Use it for a moment:

#!/usr/bin/pythonimport retext= ' File=open (' shi.txt ') for line in File:text = text+linefile.close () result = Re.findall ( ' \d+ ', text) print (result)

  

\d{2} just matched to two

\d{2,3} can match to two to three

\w matches a letter ' a-za-z '

\w{2,3} matches two or three letters

A character that starts with a

F=open (' Imooc.txt ') for line in F:if line.startswith (' Imooc '):p rint line with a character beginning and ending with a statement #!/usr/bin/pythonimport Redef FIND_START_IMOOC (fname): F=open (fname) for line in F:if line.startswith (' Mooc '):p rint Line#find_start_imooc (' Imooc.txt ') def FIND_IN_MOOC (fname): F=open (fname) for line in F:if line.startswith (' Imooc ') and Line.endswith (' imooc\n ') ): #每一行结束都有/nprint Linefind_in_mooc (' imooc.txt ') #!/usr/bin/pythonimport redef Find_start_imooc (fname): F=open (fname F:if line.startswith (' Mooc '):p rint Line#find_start_imooc (' Imooc.txt ') def FIND_IN_MOOC (fname): F=open ( fname) for line in F:if line.startswith (' Imooc ') and Line[:-1].endswith (' Imooc '): #切片操作print Linefind_in_mooc (' Imooc.txt ')

  

Match the name of the variable with the beginning of the dash and letter

s3= ' 1 dsf se '

S3.split () returns the sliced

res = R ' t[io]p '

Square brackets Riga ^ means not including res = R ' t[^io]p '

^ Sharp horn for beginning of line R "^hello" only matches the beginning of the line is Hello

$ trailing R "hello$" matches only the end of the line

"T[abc$" at the end of A or B or C definitely not.
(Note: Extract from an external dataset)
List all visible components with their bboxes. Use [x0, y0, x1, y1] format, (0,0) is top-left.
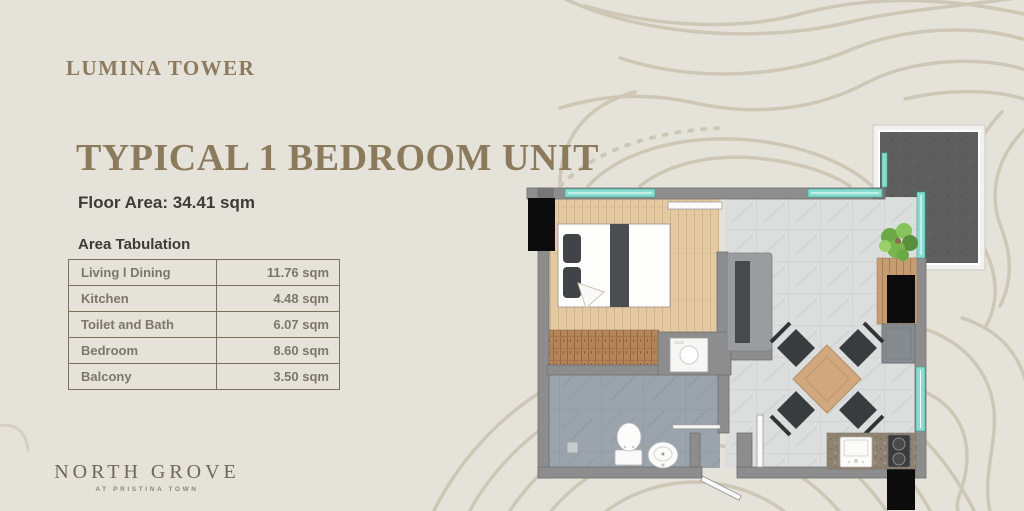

Just like in [^abc] ^ means except ABC

\d decimal [0-9]

\d non-numeric characters [^0-9]

\s any white space character [\t\n\r\f\v]

\s non-whitespace characters [^\t\n\r\f\v]

\w any alphanumeric [a-za-z0-9]

\w non-alphanumeric [^a-za-z0-9]

010_12345656

R=r "^010-\d{8}" repeats eight times preceding rule a{8} A repeats 8 times

*

R=r "ab*" 0 times to multiple times (not appearing once)

+ Match one or more times at least once with * difference

? Denotes dispensable

Greedy match with non-greedy match

R=r "ab+? "This will come out with the fewest matches and won't appear abbbbbbbb

{} about curly braces {M,n} repeats at least m times at most repeated n times

R=r "a{1,3}"

Match () returns an object if the match is on.

Csvt_re = Re.compile (R ' CSVT ', re. I)

Csvt_re.match (' csvt hello ')

Searcht () No matter where it is, it doesn't match.

Finditer return Iterator Object

Re=r ' C.. T

Re.sub (RS, ' Python ', ' csvt scat ')

Re.split (R ' [\+\-\*] ', s)

Python Regular Expressions

Related Article

Contact Us

The content source of this page is from Internet, which doesn't represent Alibaba Cloud's opinion; products and services mentioned on that page don't have any relationship with Alibaba Cloud. If the content of the page makes you feel confusing, please write us an email, we will handle the problem within 5 days after receiving your email.

If you find any instances of plagiarism from the community, please send an email to: info-contact@alibabacloud.com and provide relevant evidence. A staff member will contact you within 5 working days.

A Free Trial That Lets You Build Big!

Start building with 50+ products and up to 12 months usage for Elastic Compute Service

  • Sales Support

    1 on 1 presale consultation

  • After-Sales Support

    24/7 Technical Support 6 Free Tickets per Quarter Faster Response

  • Alibaba Cloud offers highly flexible support services tailored to meet your exact needs.